About getting anomalyProbability

Hi,

Could any one please help me on getting anomalylikelihood?

1: I have input data stream of just timestamp and a field which contains categorical values in string type (I flagged the field with ‘C’).
likelihood = anomalyLikelihood.anomalyProbability(actualValue, anomalyScore, timestamp)
In this code, I put string typed value for the actualValue and it gives error like the followings:

Traceback (most recent call last):
  File "D:/PY_WORKSPACE/nupic_inhouse/pretest/run_anomalyDetection.py", line 159, in <module>
    runAnomalyDetection(scalar=False)
  File "D:/PY_WORKSPACE/nupic_inhouse/pretest/run_anomalyDetection.py", line 137, in runAnomalyDetection
    likelihood = anomalyLikelihood.anomalyProbability(actualValue, anomalyScore, timestamp)
  File "C:\Python27\lib\site-packages\nupic\algorithms\anomaly_likelihood.py", line 317, in anomalyProbability
    skipRecords=numSkipRecords)
  File "C:\Python27\lib\site-packages\nupic\algorithms\anomaly_likelihood.py", line 473, in estimateAnomalyLikelihoods
    performLowerBoundCheck=False)
  File "C:\Python27\lib\site-packages\nupic\algorithms\anomaly_likelihood.py", line 689, in estimateNormal
    "mean": numpy.mean(sampleData),
  File "C:\Python27\lib\site-packages\numpy\core\fromnumeric.py", line 2942, in mean
    out=out, **kwargs)
  File "C:\Python27\lib\site-packages\numpy\core\_methods.py", line 65, in _mean
    ret = umr_sum(arr, axis, dtype, out, keepdims)
TypeError: cannot perform reduce with flexible type

But with different data stream with a timestamp and a field of float typed values, no errors.

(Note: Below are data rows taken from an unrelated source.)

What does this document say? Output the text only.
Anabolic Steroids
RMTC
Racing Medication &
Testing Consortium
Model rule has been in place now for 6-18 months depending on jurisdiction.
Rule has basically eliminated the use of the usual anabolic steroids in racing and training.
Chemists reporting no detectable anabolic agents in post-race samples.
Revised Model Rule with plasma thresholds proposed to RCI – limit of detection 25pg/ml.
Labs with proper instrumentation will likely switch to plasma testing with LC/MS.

Is there any way to avoid such error with categorical field?

2: How should I put actualValue when I run the anomalyDetection for multiple fields data (want to know anomaly of the combination of two values)?
For example, data looks like below:

c0,c1,c2
datetime,float,float
T,,
2017-01-01 1:00,0,0
2017-01-01 2:00,0.114,0.114
2017-01-01 3:00,0.226,0.228
2017-01-01 4:00,0.336,0.343

@scott @subutai I have never done anomaly likelihood with string categories. Can NuPIC handle that?

Yes it should work, as long as the correct encoders are used (category encoder?)

It’s good to hear from you and rhyolight.

I used the category encoder by specifying the MODEL_PARAMS like the followings:
(nupic 0.5.7)

def createModel():
  return ModelFactory.create(category_model_params.MODEL_PARAMS)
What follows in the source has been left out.